El tigre (Sebastián Lalaurette)

Él era un tigre, ¿comprende, detective? Fuerte, hermoso, cálido, de ojos penetrantes… Estar con él era estar segura. Me enamoré mucho antes del primer zarpazo. Entonces conocí de verdad a la bestia, a la que usted busca.

¿Me pregunta dónde está él ahora? No veo qué sentido tiene. Pregúnteme mejor por estas marcas en mi cuerpo. Por mi alma despedazada. Por las pesadillas. Por las noches de alcohol. Pregúnteme cómo aguanté tanto tiempo, cómo logré recuperar mi libertad. Esa es una respuesta que debería interesarle.
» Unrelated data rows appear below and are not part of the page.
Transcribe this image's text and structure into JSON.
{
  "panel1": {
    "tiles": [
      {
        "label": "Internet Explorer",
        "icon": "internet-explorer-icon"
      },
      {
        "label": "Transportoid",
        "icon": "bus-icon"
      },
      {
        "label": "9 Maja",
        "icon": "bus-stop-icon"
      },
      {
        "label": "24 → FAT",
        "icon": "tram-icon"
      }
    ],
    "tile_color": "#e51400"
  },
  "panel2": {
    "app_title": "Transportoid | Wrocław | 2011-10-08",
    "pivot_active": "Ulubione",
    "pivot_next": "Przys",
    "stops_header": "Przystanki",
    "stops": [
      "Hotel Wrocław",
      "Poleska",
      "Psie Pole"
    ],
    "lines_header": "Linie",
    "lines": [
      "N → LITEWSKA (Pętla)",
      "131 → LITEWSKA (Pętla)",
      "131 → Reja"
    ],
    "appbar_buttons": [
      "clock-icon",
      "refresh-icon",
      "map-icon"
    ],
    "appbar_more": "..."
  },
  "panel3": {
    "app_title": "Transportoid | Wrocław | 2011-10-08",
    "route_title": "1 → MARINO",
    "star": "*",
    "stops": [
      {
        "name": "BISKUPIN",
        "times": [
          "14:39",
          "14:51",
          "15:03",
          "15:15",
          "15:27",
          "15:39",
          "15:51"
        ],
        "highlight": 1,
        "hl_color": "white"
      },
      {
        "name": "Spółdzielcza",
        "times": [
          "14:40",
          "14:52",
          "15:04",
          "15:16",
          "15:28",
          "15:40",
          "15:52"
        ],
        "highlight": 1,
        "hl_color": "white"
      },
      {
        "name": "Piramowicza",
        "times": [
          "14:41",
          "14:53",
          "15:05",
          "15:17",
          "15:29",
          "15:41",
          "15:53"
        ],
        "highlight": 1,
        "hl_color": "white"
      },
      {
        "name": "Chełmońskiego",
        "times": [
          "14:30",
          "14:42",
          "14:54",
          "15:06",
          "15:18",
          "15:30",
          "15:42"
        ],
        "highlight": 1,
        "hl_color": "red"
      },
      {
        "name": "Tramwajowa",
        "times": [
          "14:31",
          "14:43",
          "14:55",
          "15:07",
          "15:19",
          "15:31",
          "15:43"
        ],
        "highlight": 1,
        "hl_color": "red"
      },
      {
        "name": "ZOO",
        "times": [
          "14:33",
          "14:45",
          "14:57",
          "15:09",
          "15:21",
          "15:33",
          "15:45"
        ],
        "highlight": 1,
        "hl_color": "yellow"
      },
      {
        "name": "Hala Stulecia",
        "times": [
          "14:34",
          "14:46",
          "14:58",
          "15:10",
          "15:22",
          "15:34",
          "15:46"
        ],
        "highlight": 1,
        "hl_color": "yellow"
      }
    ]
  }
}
Yo también tuve que aprender a usar las garras…

¿Se sorprende, detective? ¿Y por qué? Usted conocerá cientos de historias como la mía. No podía arrancarlo de mí con ruegos ni con caricias. Sentí surgir el poder de la tigresa, la claridad de una idea liberadora. Garras dije, necesitaba garras. De un zarpazo me arranqué el corazón y lo eché de la casa. Mi alma sangraba cuando cerré la puerta y aún sangra.

No, no sé adónde ha ido. Ya he dejado atrás su mundo. Rastree sus huellas como se rastrea a una fiera; búsquelo entre sus mujeres, hágales conocer a ellas también el poder de la tigresa. Aquí no encontrará lo que busca, detective. Aquí sólo queda mi dolor.